# Neural Network

We'll now use a Neural Network to predict the players identity.

In [1]:
%matplotlib notebook

import pylab as plt
import numpy as np
import seaborn as sns; sns.set()

import keras
from keras.models import Sequential, Model
from keras.layers import Dense
from keras.optimizers import Adam

from sklearn.decomposition import PCA

Using TensorFlow backend.


## We'll start with the features and the topology proposed by the last year and train the NN with it.
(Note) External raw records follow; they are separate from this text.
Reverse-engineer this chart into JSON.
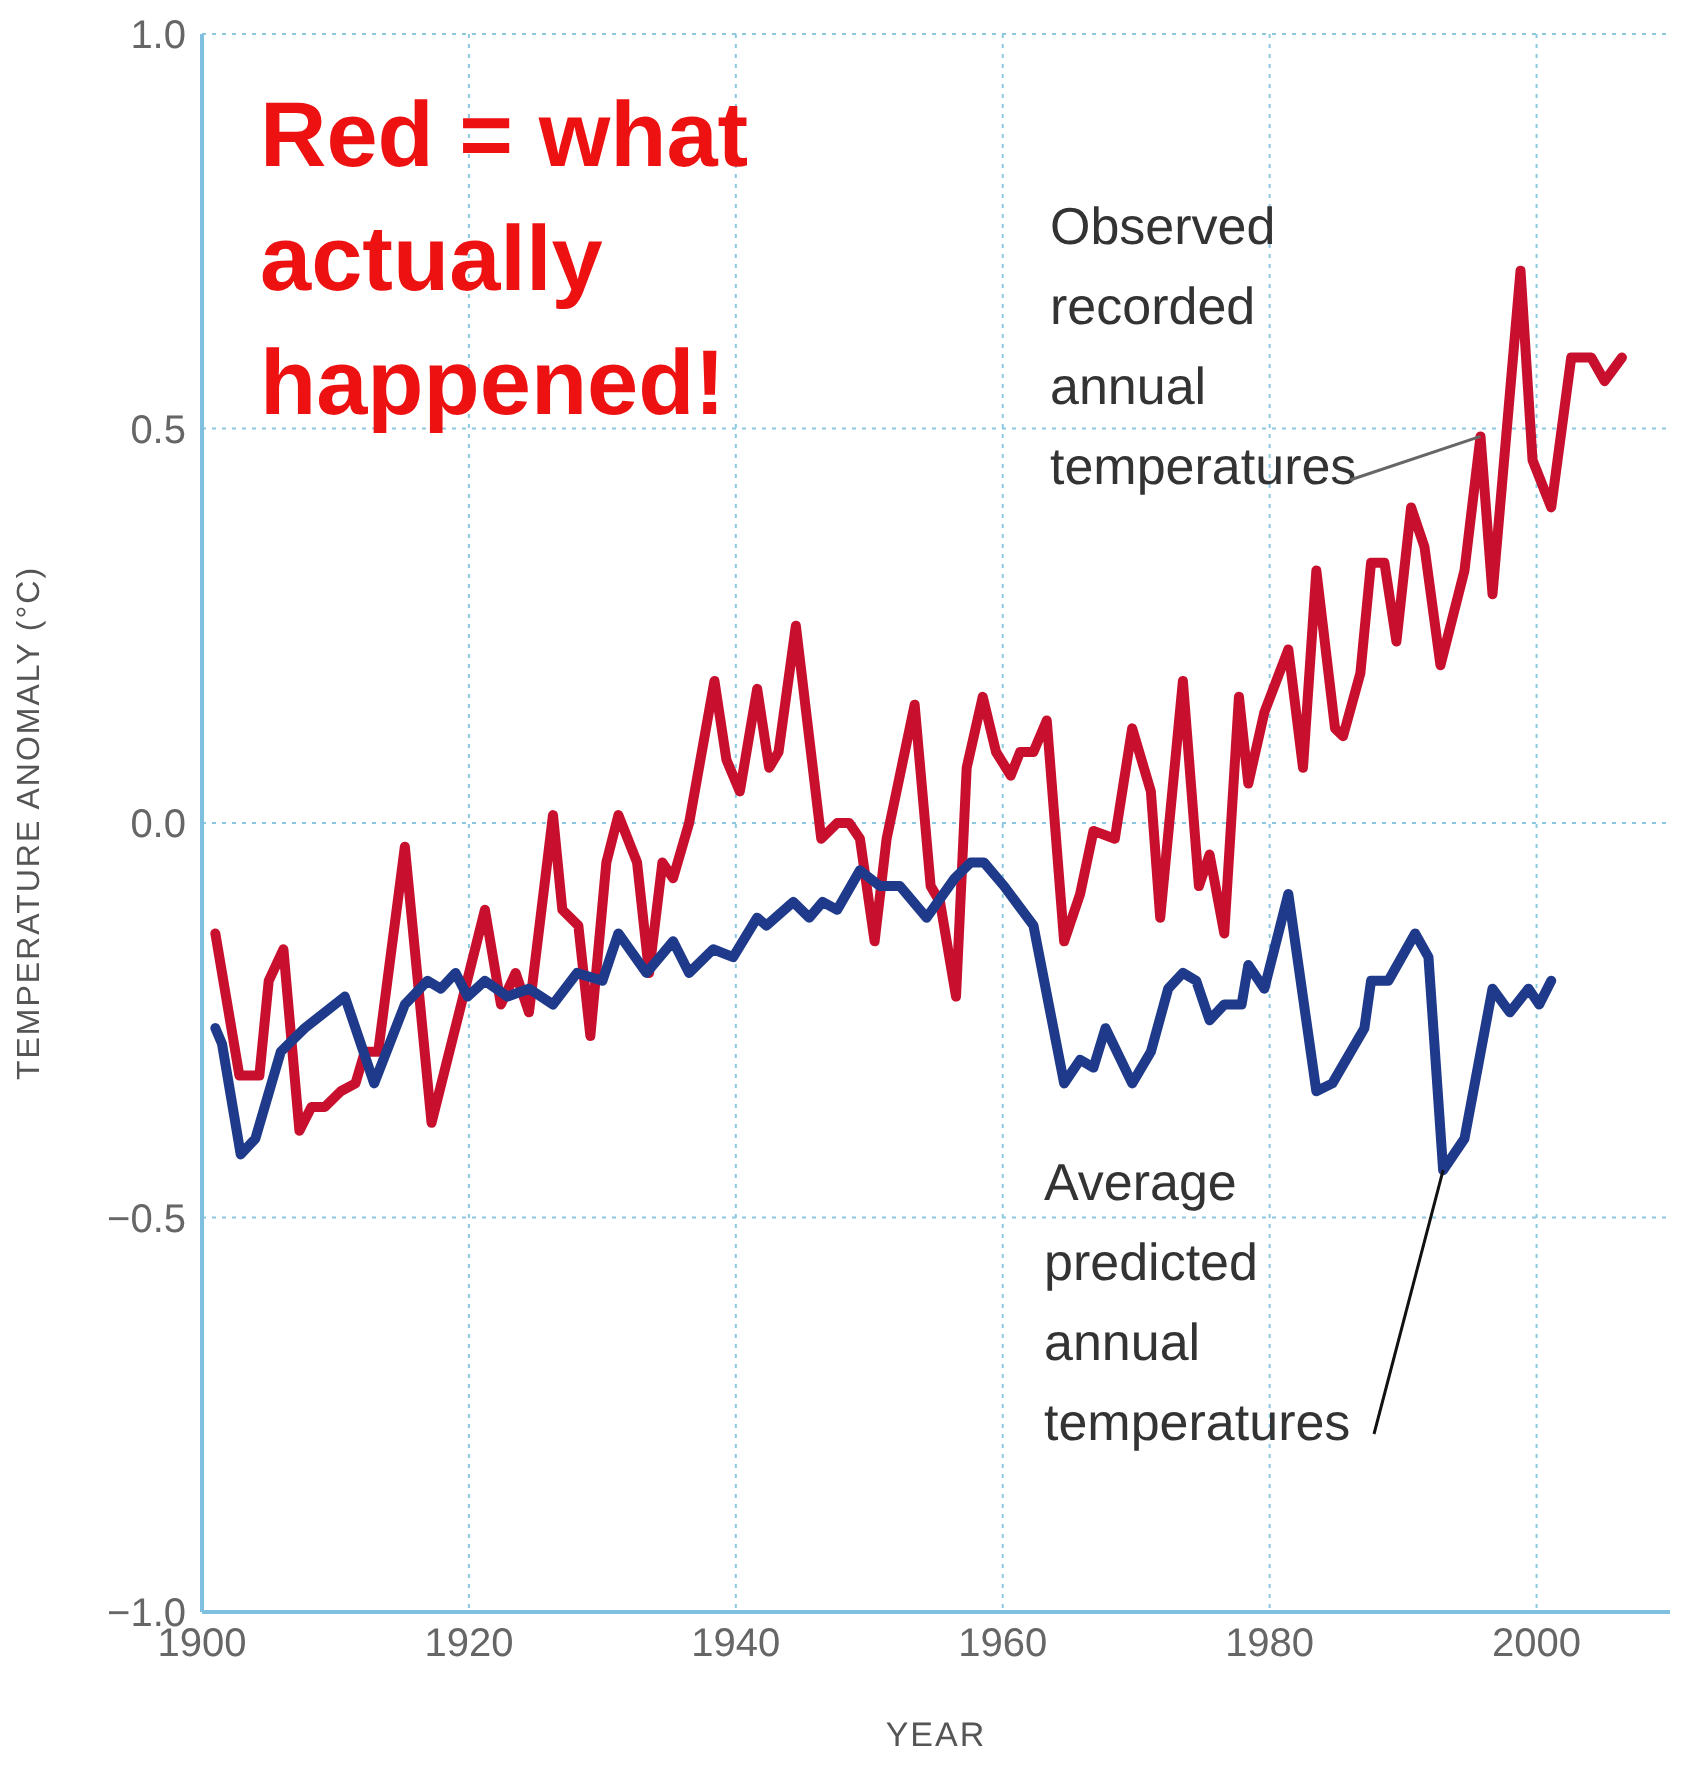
{
  "chart_data": {
    "type": "line",
    "xlabel": "YEAR",
    "ylabel": "TEMPERATURE ANOMALY (°C)",
    "annotations": [
      "Red = what actually happened!"
    ],
    "xlim": [
      1900,
      2010
    ],
    "xticks": [
      1900,
      1920,
      1940,
      1960,
      1980,
      2000
    ],
    "ylim": [
      -1.0,
      1.0
    ],
    "yticks": [
      {
        "value": -1.0,
        "label": "−1.0"
      },
      {
        "value": -0.5,
        "label": "−0.5"
      },
      {
        "value": 0,
        "label": "0.0"
      },
      {
        "value": 0.5,
        "label": "0.5"
      },
      {
        "value": 1.0,
        "label": "1.0"
      }
    ],
    "grid": true,
    "legend": false,
    "marker": "none",
    "line_style": "solid",
    "series": [
      {
        "name": "Observed recorded annual temperatures",
        "color": "#c8102e",
        "x": [
          1901.0,
          1902.8,
          1904.3,
          1905.0,
          1906.1,
          1907.3,
          1908.2,
          1909.2,
          1910.4,
          1911.5,
          1912.2,
          1913.2,
          1915.2,
          1917.2,
          1921.2,
          1922.4,
          1923.5,
          1924.5,
          1926.3,
          1927.0,
          1928.2,
          1929.1,
          1930.3,
          1931.2,
          1932.6,
          1933.5,
          1934.5,
          1935.3,
          1936.5,
          1938.4,
          1939.3,
          1940.3,
          1941.6,
          1942.5,
          1943.2,
          1944.5,
          1946.4,
          1947.6,
          1948.5,
          1949.3,
          1950.4,
          1951.3,
          1953.4,
          1954.6,
          1955.3,
          1956.5,
          1957.3,
          1958.5,
          1959.5,
          1960.6,
          1961.3,
          1962.3,
          1963.3,
          1964.6,
          1965.8,
          1966.8,
          1968.4,
          1969.7,
          1971.1,
          1971.8,
          1973.5,
          1974.7,
          1975.5,
          1976.6,
          1977.7,
          1978.4,
          1979.6,
          1981.4,
          1982.5,
          1983.5,
          1984.9,
          1985.5,
          1986.8,
          1987.6,
          1988.6,
          1989.5,
          1990.6,
          1991.6,
          1992.8,
          1994.6,
          1995.8,
          1996.7,
          1998.8,
          1999.7,
          2001.1,
          2002.6,
          2004.1,
          2005.1,
          2006.4
        ],
        "values": [
          -0.14,
          -0.32,
          -0.32,
          -0.2,
          -0.16,
          -0.39,
          -0.36,
          -0.36,
          -0.34,
          -0.33,
          -0.29,
          -0.29,
          -0.03,
          -0.38,
          -0.11,
          -0.23,
          -0.19,
          -0.24,
          0.01,
          -0.11,
          -0.13,
          -0.27,
          -0.05,
          0.01,
          -0.05,
          -0.19,
          -0.05,
          -0.07,
          0.0,
          0.18,
          0.08,
          0.04,
          0.17,
          0.07,
          0.09,
          0.25,
          -0.02,
          0.0,
          0.0,
          -0.02,
          -0.15,
          -0.02,
          0.15,
          -0.08,
          -0.1,
          -0.22,
          0.07,
          0.16,
          0.09,
          0.06,
          0.09,
          0.09,
          0.13,
          -0.15,
          -0.09,
          -0.01,
          -0.02,
          0.12,
          0.04,
          -0.12,
          0.18,
          -0.08,
          -0.04,
          -0.14,
          0.16,
          0.05,
          0.14,
          0.22,
          0.07,
          0.32,
          0.12,
          0.11,
          0.19,
          0.33,
          0.33,
          0.23,
          0.4,
          0.35,
          0.2,
          0.32,
          0.49,
          0.29,
          0.7,
          0.46,
          0.4,
          0.59,
          0.59,
          0.56,
          0.59
        ]
      },
      {
        "name": "Average predicted annual temperatures",
        "color": "#1f3a8a",
        "x": [
          1901.0,
          1901.5,
          1902.9,
          1904.0,
          1905.9,
          1907.7,
          1910.7,
          1912.9,
          1915.2,
          1916.9,
          1917.9,
          1919.0,
          1919.9,
          1921.2,
          1922.9,
          1924.5,
          1926.3,
          1928.1,
          1930.0,
          1931.2,
          1933.3,
          1935.3,
          1936.5,
          1938.3,
          1939.8,
          1941.6,
          1942.3,
          1944.3,
          1945.5,
          1946.5,
          1947.6,
          1949.3,
          1950.8,
          1952.3,
          1954.3,
          1956.4,
          1957.6,
          1958.6,
          1960.1,
          1962.3,
          1964.6,
          1965.8,
          1966.8,
          1967.7,
          1969.7,
          1971.1,
          1972.4,
          1973.5,
          1974.5,
          1975.5,
          1976.6,
          1977.9,
          1978.4,
          1979.6,
          1981.4,
          1983.5,
          1984.7,
          1987.1,
          1987.6,
          1988.9,
          1990.9,
          1991.9,
          1993.0,
          1994.6,
          1996.7,
          1998.0,
          1999.4,
          2000.2,
          2001.1
        ],
        "values": [
          -0.26,
          -0.28,
          -0.42,
          -0.4,
          -0.29,
          -0.26,
          -0.22,
          -0.33,
          -0.23,
          -0.2,
          -0.21,
          -0.19,
          -0.22,
          -0.2,
          -0.22,
          -0.21,
          -0.23,
          -0.19,
          -0.2,
          -0.14,
          -0.19,
          -0.15,
          -0.19,
          -0.16,
          -0.17,
          -0.12,
          -0.13,
          -0.1,
          -0.12,
          -0.1,
          -0.11,
          -0.06,
          -0.08,
          -0.08,
          -0.12,
          -0.07,
          -0.05,
          -0.05,
          -0.08,
          -0.13,
          -0.33,
          -0.3,
          -0.31,
          -0.26,
          -0.33,
          -0.29,
          -0.21,
          -0.19,
          -0.2,
          -0.25,
          -0.23,
          -0.23,
          -0.18,
          -0.21,
          -0.09,
          -0.34,
          -0.33,
          -0.26,
          -0.2,
          -0.2,
          -0.14,
          -0.17,
          -0.44,
          -0.4,
          -0.21,
          -0.24,
          -0.21,
          -0.23,
          -0.2
        ]
      }
    ]
  }
}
After we'll try with our features (generated by wave instead of each balloon).

In [20]:
data = np.genfromtxt('./features/kate_data_julien_sarah.csv', delimiter=',')
np.random.shuffle(data)

In [21]:
training_ratio = 0.85
l = len(data)
X = data[:,:-1]
y = data[:,-1]
X_train = X[:int(l*training_ratio)]
X_test = X[int(l*training_ratio):]
y_train = y[:int(l*training_ratio)]/2
y_test = y[int(l*training_ratio):]/2

In [22]:
y_train = keras.utils.np_utils.to_categorical(y_train.astype(int))
y_test = keras.utils.np_utils.to_categorical(y_test.astype(int))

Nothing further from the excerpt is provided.